Social reformers, long suspicious of how saloons and working-class social clubs fostered political and labor agitation, expressed new concerns about the effect of these zones’ cross-class attractiveness on America’s youth. Yet the passage of the 19th Amendment, by driving many of these spaces underground, allowed for cross racial patronage poly-ethnic mixing in nightclubs and other public venues. The most noticeable of these zones was Harlem, where white music lovers patronized Black musicians. Even gay bars in Greenwich Village attracted a tourist industry. The memories and personages of jazz music and faint echoes of the 1920s “pansy craze” were preserved in the movies despite Hays Office censorship.
Liquor licensing boards following Prohibition attempted to domesticate activities associated with those spaces by force of the law. Nevertheless, as Lewis Erenberg states “vision that consumption, personal freedom, and fulfillment…kept alive the dream of nightclubs as the epitome of smart city living.” WWII further enhanced the reputation of urban nightlife as an extension of modern values, presenting the egalitarianism of public space as an example of anti-fascist values. In Hollywood Canteen, a Warner Brothers vehicle selling the war effort, the high culture of Hollywood cosmopolitanism mixed with the low comedy of Jack Benny. Black servicemen sat at tables alongside their white campmates, their presence acknowledged by none other than Bette Davis from the bandstand. The Andrews Sisters breach the demarcation of the proscenium by shimmying off the stage and joining the crowd during “Cow Cow Boogie”. One number even celebrates the zoot suit, the flamboyant style of clothing at the center of the 1943 race riot involving Chicano youth and the US Navy. The wartime era embraced diversity as a positive reflection of American values, coupling the fluidity of racial and ethnic boundaries to a sense of patriotic mission.
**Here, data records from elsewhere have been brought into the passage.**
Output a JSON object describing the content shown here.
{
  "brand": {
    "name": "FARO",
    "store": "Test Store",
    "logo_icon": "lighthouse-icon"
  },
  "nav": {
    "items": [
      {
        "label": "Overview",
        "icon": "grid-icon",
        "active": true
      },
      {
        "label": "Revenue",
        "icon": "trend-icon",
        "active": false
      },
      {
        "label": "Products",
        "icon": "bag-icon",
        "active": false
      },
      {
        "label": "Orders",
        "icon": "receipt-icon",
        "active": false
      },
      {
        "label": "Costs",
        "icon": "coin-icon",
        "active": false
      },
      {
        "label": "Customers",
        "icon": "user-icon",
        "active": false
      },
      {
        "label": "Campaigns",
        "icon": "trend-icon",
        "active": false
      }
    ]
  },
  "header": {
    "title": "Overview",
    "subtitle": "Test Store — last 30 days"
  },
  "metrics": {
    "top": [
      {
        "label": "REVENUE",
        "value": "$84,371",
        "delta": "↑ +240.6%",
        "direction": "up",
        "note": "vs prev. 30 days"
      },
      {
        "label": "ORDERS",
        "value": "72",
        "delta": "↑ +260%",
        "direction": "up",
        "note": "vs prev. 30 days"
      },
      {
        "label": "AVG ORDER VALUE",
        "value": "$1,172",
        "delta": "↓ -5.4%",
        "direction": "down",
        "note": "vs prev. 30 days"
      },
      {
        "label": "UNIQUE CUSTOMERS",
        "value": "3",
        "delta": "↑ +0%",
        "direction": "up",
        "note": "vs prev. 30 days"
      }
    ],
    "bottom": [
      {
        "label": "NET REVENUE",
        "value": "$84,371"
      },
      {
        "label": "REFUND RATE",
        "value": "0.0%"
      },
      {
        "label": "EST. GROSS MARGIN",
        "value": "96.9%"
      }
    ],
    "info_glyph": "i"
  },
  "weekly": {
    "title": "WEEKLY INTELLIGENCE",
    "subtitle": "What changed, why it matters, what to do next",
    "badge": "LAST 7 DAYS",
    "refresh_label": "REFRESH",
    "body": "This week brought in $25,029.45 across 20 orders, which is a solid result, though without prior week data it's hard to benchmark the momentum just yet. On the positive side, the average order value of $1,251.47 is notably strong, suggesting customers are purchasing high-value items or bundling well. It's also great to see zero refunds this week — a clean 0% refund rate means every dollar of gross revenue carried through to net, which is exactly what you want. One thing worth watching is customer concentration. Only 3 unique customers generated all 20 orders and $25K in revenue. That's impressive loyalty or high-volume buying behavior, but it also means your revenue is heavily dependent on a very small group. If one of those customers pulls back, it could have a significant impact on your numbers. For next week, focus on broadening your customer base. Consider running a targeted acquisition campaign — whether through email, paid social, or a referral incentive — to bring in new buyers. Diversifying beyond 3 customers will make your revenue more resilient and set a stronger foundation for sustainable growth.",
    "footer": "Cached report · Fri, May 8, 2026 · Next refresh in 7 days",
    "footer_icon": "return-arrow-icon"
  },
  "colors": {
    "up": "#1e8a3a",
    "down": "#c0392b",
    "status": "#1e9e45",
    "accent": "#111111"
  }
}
At first glance, Crossfire represents the slide into the representative demonization of proletarian public space that one might expect in the era of working-class white flight. Its representation of urban decline reinforces notions that cities are beset with poverty, crime, and anxiety; conditions mirrored in the feelings that the noir aesthetics evoke. And yet, the murder of a sympathetic Jewish analyst harkens back to the time when the presence of ethnic players was a commonly recognized part of the American tapestry. It projects ambivalence towards the anti-urbanism of the noir genre in 1947 by exposing the bigotry of the white, middle-class provincialism at the core of civic boosterism.
The glimmer of political resistance hinted at in the film wasn’t lost on the film industry’s critics. Dymtryk and Scott were blacklisted and jailed for their membership in the Communist Party and refusal to name names in front of Congress. This, and many of their earlier, more aggressively anti-fascist films were used by HUAC and publications like Red Channels to falsely associate the “Jewish” film industry with exploiting negative conditions of American life to undermine patriotism. As discourse rationalizing book bans and stifling discussion about diversity re-emerges in contemporary political life, it is important to call attention to old movies like Crossfire that were conscious of this trend all along. It is also important to recognize how movies can use a popular style to both accept and challenge ideological trends, often in the same moment. If sunshine and darkness represent the dialectic of the American imagination of the postwar era, Crossfire demonstrates the presence of a dialectic within the night, one in which past and present talk to each other in the shadows.